Oxytocin is made in the hypothalamus, the mother of all glands, located deep inside the middle of your brain. Oxytocin is sent to the posterior (back of) pituitary gland where it is stored and then discharged when there is a need for it, such as in labor or in breastfeeding.

Most hormones have a negative feedback loop. With estradiol, for example, when the level of estrogen increases, the hypothalamus senses the increase and sends a message to the pituitary to decrease or maintain an even or constant level of estradiol.

In a positive feedback loop, exactly the opposite occurs. The hypothalamus sees the level of oxytocin rising and sends a message to the pituitary to increase the oxytocin rather than sending a message to stop the increase. The production of oxytocin is part of what I call the hormone cascade in labor. This cascade is what makes vaginal birth possible.

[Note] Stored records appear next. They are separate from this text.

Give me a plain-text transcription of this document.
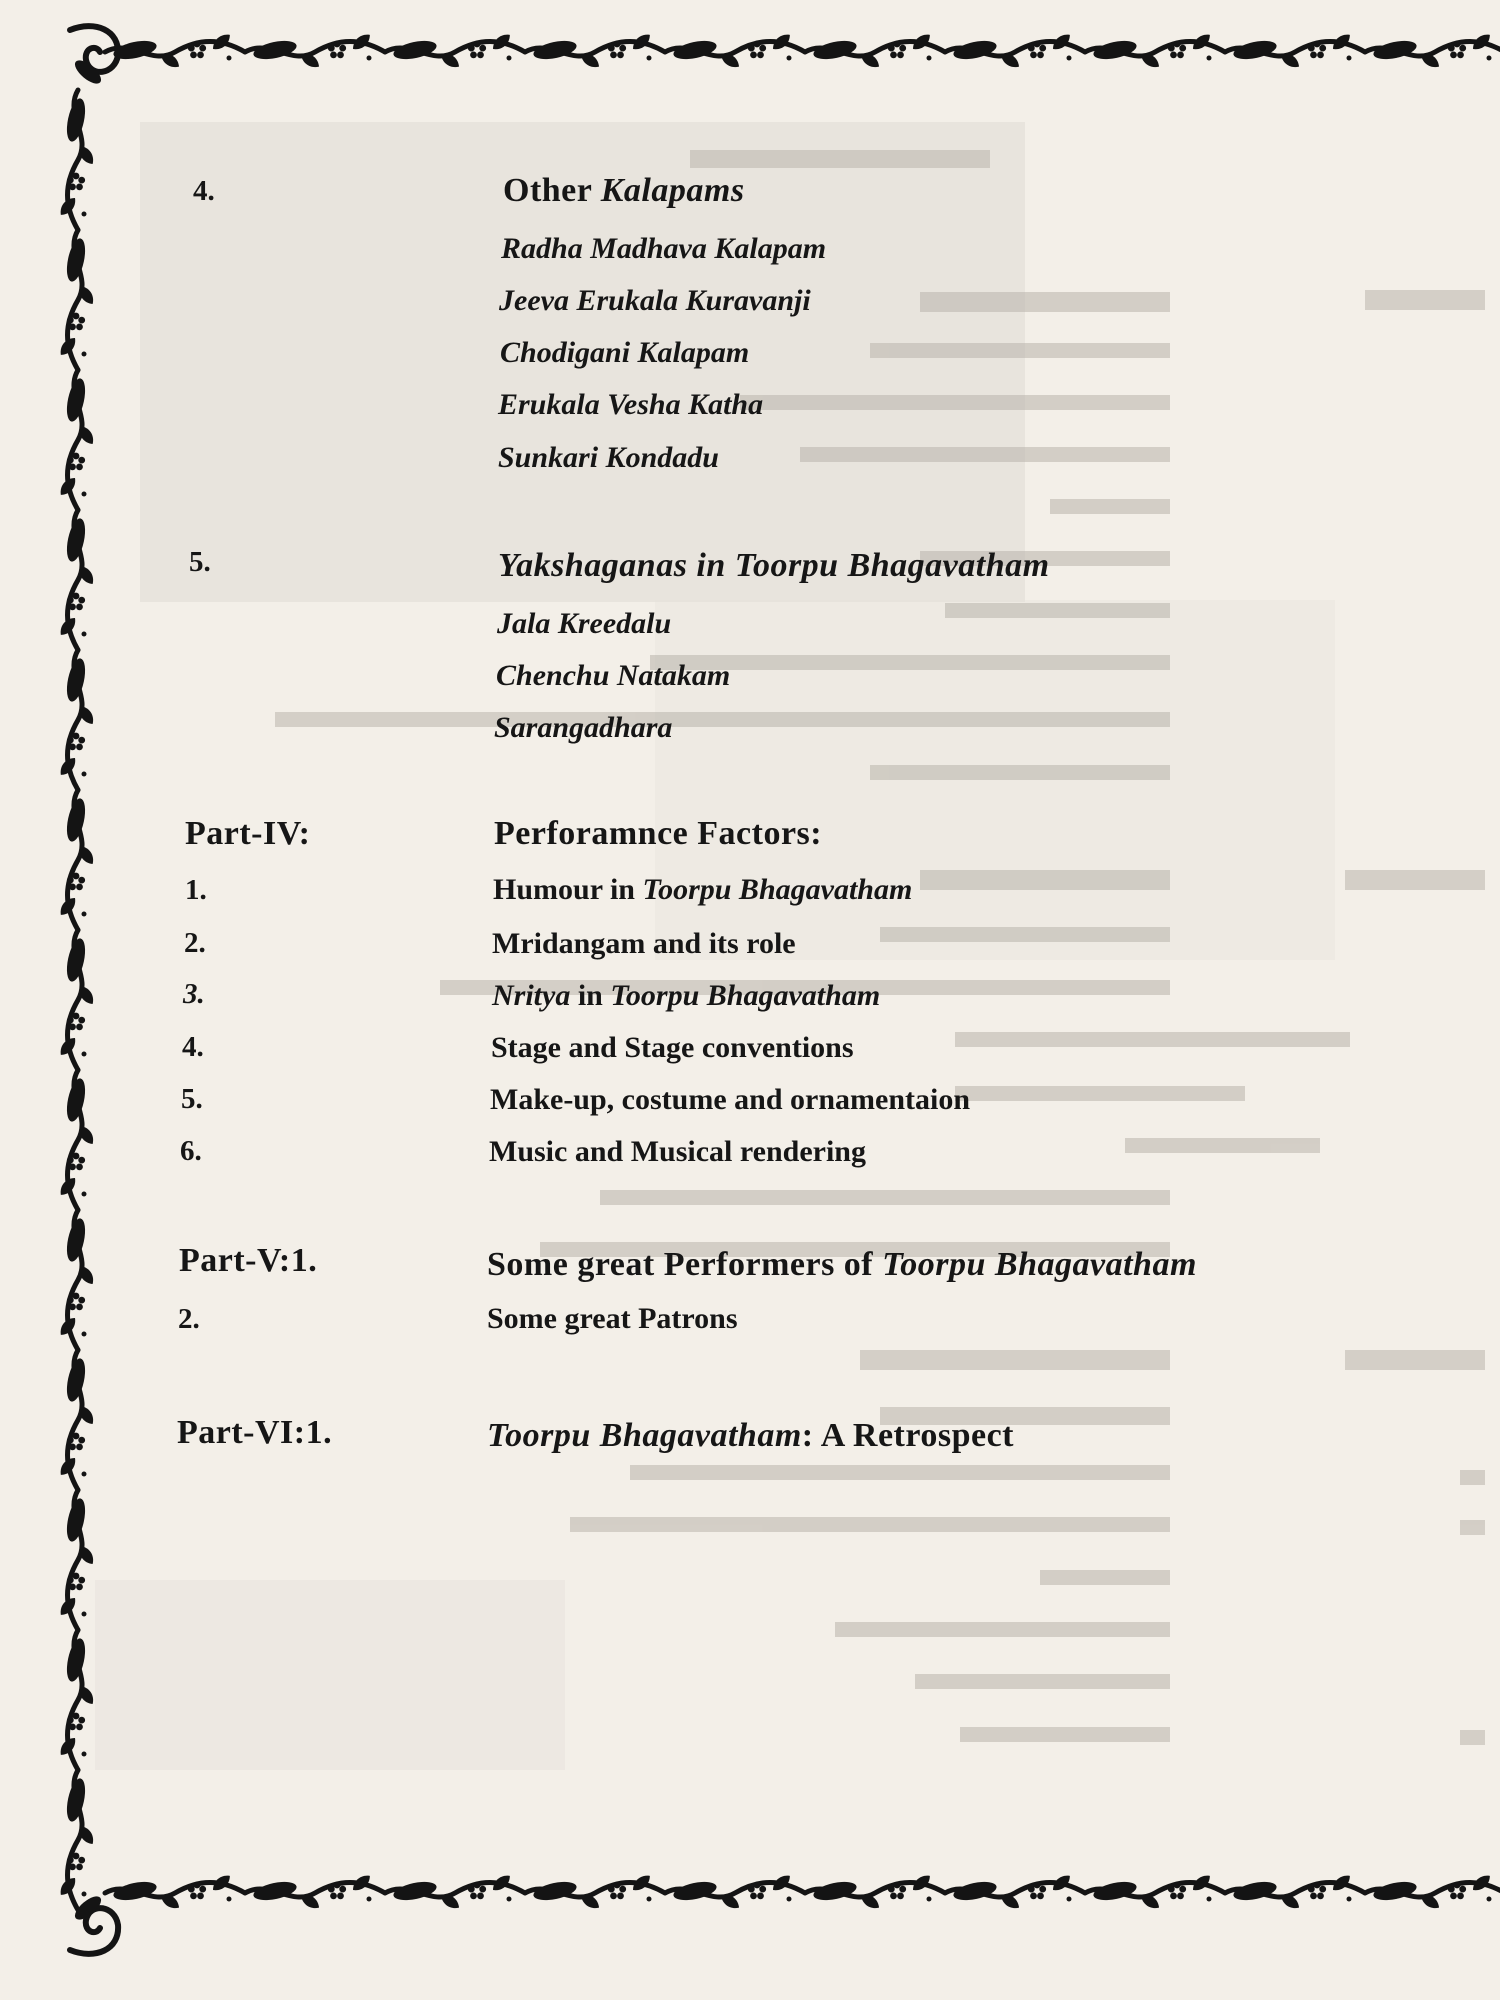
4.	Other Kalapams
Radha Madhava Kalapam
Jeeva Erukala Kuravanji
Chodigani Kalapam
Erukala Vesha Katha
Sunkari Kondadu
5.	Yakshaganas in Toorpu Bhagavatham
Jala Kreedalu
Chenchu Natakam
Sarangadhara
Part-IV:	Perforamnce Factors:
1.	Humour in Toorpu Bhagavatham
2.	Mridangam and its role
3.	Nritya in Toorpu Bhagavatham
4.	Stage and Stage conventions
5.	Make-up, costume and ornamentaion
6.	Music and Musical rendering
Part-V:1.	Some great Performers of Toorpu Bhagavatham
2.	Some great Patrons
Part-VI:1.	Toorpu Bhagavatham: A Retrospect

Pressure on the cervix from your baby’s head also causes the pituitary gland to release more oxytocin. Again, this is part of the crescendo or positive feedback during your natural labor. However, the bioidentical form of oxytocin, Pitocin, can be used to augment labor or induce labor. If your contractions aren’t strong enough, you may be given Pitocin to strengthen your contractions (called augmentation). When Pitocin is given to start contractions when there is no labor, it is called induction.

There are a number of medications to augment or induce labor, but Pitocin is the most commonly used for two reasons. First, Pitocin is affordable, readily available, and easy to use. Most mothers in labor already have an IV in place. This makes giving Pitocin easy and quick to do. Secondly, if your baby begins to show signs of fetal distress, the effect of Pitocin can be quickly removed because it does not last long in your system. Once the Pitocin is stopped, your contractions will return to your baseline quickly, even in just a few minutes.

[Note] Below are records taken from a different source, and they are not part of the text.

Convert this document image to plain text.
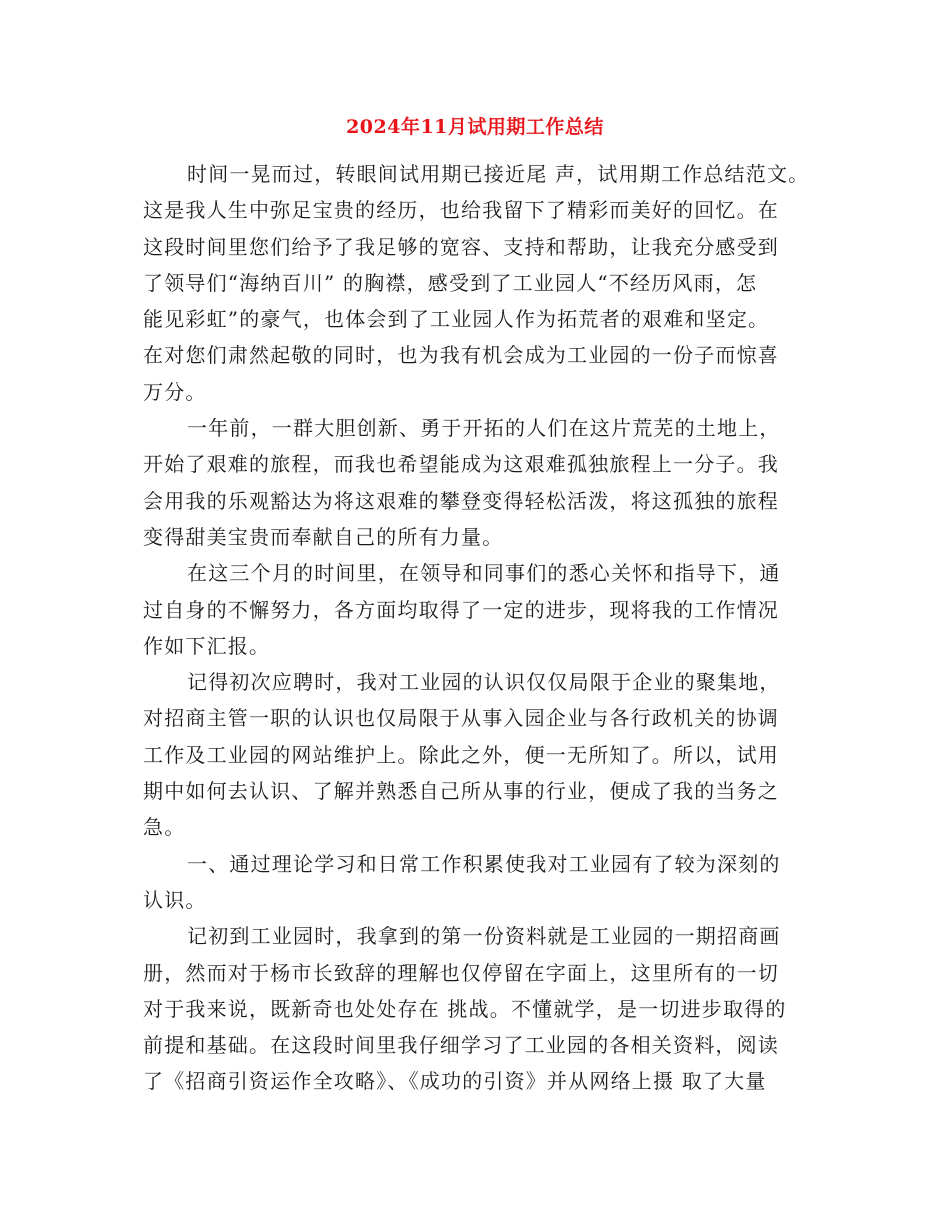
2024年11月试用期工作总结
时间一晃而过，转眼间试用期已接近尾 声，试用期工作总结范文。
这是我人生中弥足宝贵的经历，也给我留下了精彩而美好的回忆。在
这段时间里您们给予了我足够的宽容、支持和帮助，让我充分感受到
了领导们“海纳百川” 的胸襟，感受到了工业园人“不经历风雨，怎
能见彩虹”的豪气，也体会到了工业园人作为拓荒者的艰难和坚定。
在对您们肃然起敬的同时，也为我有机会成为工业园的一份子而惊喜
万分。
一年前，一群大胆创新、勇于开拓的人们在这片荒芜的土地上，
开始了艰难的旅程，而我也希望能成为这艰难孤独旅程上一分子。我
会用我的乐观豁达为将这艰难的攀登变得轻松活泼，将这孤独的旅程
变得甜美宝贵而奉献自己的所有力量。
在这三个月的时间里，在领导和同事们的悉心关怀和指导下，通
过自身的不懈努力，各方面均取得了一定的进步，现将我的工作情况
作如下汇报。
记得初次应聘时，我对工业园的认识仅仅局限于企业的聚集地，
对招商主管一职的认识也仅局限于从事入园企业与各行政机关的协调
工作及工业园的网站维护上。除此之外，便一无所知了。所以，试用
期中如何去认识、了解并熟悉自己所从事的行业，便成了我的当务之
急。
一、通过理论学习和日常工作积累使我对工业园有了较为深刻的
认识。
记初到工业园时，我拿到的第一份资料就是工业园的一期招商画
册，然而对于杨市长致辞的理解也仅停留在字面上，这里所有的一切
对于我来说，既新奇也处处存在 挑战。不懂就学，是一切进步取得的
前提和基础。在这段时间里我仔细学习了工业园的各相关资料，阅读
了《招商引资运作全攻略》、《成功的引资》并从网络上摄 取了大量
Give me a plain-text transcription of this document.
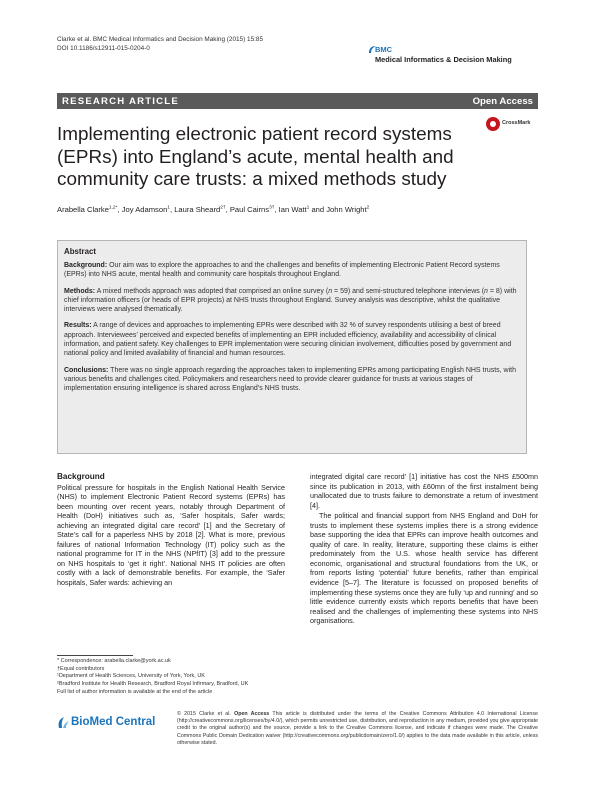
Clarke et al. BMC Medical Informatics and Decision Making (2015) 15:85
DOI 10.1186/s12911-015-0204-0	BMC
Medical Informatics & Decision Making
RESEARCH ARTICLE	Open Access
CrossMark
Implementing electronic patient record systems
(EPRs) into England’s acute, mental health and
community care trusts: a mixed methods study
Arabella Clarke$^{1,2*}$, Joy Adamson$^1$, Laura Sheard$^{2\dagger}$, Paul Cairns$^{3\dagger}$, Ian Watt$^1$ and John Wright$^2$
Abstract

Background: Our aim was to explore the approaches to and the challenges and benefits of implementing Electronic Patient Record systems (EPRs) into NHS acute, mental health and community care hospitals throughout England.

Methods: A mixed methods approach was adopted that comprised an online survey (n = 59) and semi-structured telephone interviews (n = 8) with chief information officers (or heads of EPR projects) at NHS trusts throughout England. Survey analysis was descriptive, whilst the qualitative interviews were analysed thematically.

Results: A range of devices and approaches to implementing EPRs were described with 32 % of survey respondents utilising a best of breed approach. Interviewees’ perceived and expected benefits of implementing an EPR included efficiency, availability and accessibility of clinical information, and patient safety. Key challenges to EPR implementation were securing clinician involvement, difficulties posed by government and national policy and limited availability of financial and human resources.

Conclusions: There was no single approach regarding the approaches taken to implementing EPRs among participating English NHS trusts, with various benefits and challenges cited. Policymakers and researchers need to provide clearer guidance for trusts at various stages of implementation ensuring intelligence is shared across England’s NHS trusts.

Background

Political pressure for hospitals in the English National Health Service (NHS) to implement Electronic Patient Record systems (EPRs) has been mounting over recent years, notably through Department of Health (DoH) initiatives such as, ‘Safer hospitals, Safer wards; achieving an integrated digital care record’ [1] and the Secretary of State’s call for a paperless NHS by 2018 [2]. What is more, previous failures of national Information Technology (IT) policy such as the national programme for IT in the NHS (NPfIT) [3] add to the pressure on NHS hospitals to ‘get it right’. National NHS IT policies are often costly with a lack of demonstrable benefits. For example, the ‘Safer hospitals, Safer wards: achieving an

integrated digital care record’ [1] initiative has cost the NHS £500mn since its publication in 2013, with £60mn of the first instalment being unallocated due to trusts failure to demonstrate a return of investment [4].

The political and financial support from NHS England and DoH for trusts to implement these systems implies there is a strong evidence base supporting the idea that EPRs can improve health outcomes and quality of care. In reality, literature, supporting these claims is either predominately from the U.S. whose health service has different economic, organisational and structural foundations from the UK, or from reports listing ‘potential’ future benefits, rather than empirical evidence [5–7]. The literature is focussed on proposed benefits of implementing these systems once they are fully ‘up and running’ and so little evidence currently exists which reports benefits that have been realised and the challenges of implementing these systems into NHS organisations.

* Correspondence: arabella.clarke@york.ac.uk

†Equal contributors

¹Department of Health Sciences, University of York, York, UK

²Bradford Institute for Health Research, Bradford Royal Infirmary, Bradford, UK

Full list of author information is available at the end of the article

BioMed Central
© 2015 Clarke et al. Open Access This article is distributed under the terms of the Creative Commons Attribution 4.0 International License (http://creativecommons.org/licenses/by/4.0/), which permits unrestricted use, distribution, and reproduction in any medium, provided you give appropriate credit to the original author(s) and the source, provide a link to the Creative Commons license, and indicate if changes were made. The Creative Commons Public Domain Dedication waiver (http://creativecommons.org/publicdomain/zero/1.0/) applies to the data made available in this article, unless otherwise stated.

There have been no real studies of the safety of Pitocin for your baby. The safety and side effects of Pitocin are relatively unknown. Because the Pitocin is usually administered accompanied by an epidural, it is hard to control for the effects of the epidural along with the Pitocin. Along with the use of Pitocin and an epidural, your amniotic sac may be broken before your cervix has dilated to 5 cm. to help labor to progress more quickly. The effect of the combination of these factors in addition to the Pitocin make isolating any effects of the Pitocin itself difficult.

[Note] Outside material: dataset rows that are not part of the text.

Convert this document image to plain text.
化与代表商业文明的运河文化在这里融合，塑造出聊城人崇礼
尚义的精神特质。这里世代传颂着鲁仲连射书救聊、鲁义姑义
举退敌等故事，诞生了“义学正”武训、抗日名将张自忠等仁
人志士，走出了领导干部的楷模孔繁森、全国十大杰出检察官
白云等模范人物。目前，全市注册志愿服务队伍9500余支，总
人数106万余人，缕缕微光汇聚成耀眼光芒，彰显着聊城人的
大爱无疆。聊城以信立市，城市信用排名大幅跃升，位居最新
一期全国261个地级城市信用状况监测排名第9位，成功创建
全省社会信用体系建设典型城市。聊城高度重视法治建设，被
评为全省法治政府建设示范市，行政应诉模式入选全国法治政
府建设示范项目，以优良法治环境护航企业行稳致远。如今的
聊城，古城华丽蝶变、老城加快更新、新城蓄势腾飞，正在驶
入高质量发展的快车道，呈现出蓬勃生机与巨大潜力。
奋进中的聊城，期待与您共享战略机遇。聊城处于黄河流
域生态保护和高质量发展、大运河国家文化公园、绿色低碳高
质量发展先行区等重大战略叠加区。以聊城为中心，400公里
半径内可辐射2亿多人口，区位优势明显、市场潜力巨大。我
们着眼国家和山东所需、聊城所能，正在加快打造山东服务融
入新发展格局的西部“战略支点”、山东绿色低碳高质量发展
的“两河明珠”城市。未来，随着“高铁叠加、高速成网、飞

I know of no studies which control for all of these variables simultaneously over time, either for the mother or the baby. I have long felt that using the baby’s head for a battering ram in inductions can’t be good for the baby. But I know of no studies of the results of augmented labors or inductions on the baby. My suspicion is that if we looked, we would find that breaking the amniotic sac early in labor (before 5 cm dilation) would have high risk for negative cognitive outcomes. No one has looked for risks to the baby with labor augmentation or induction.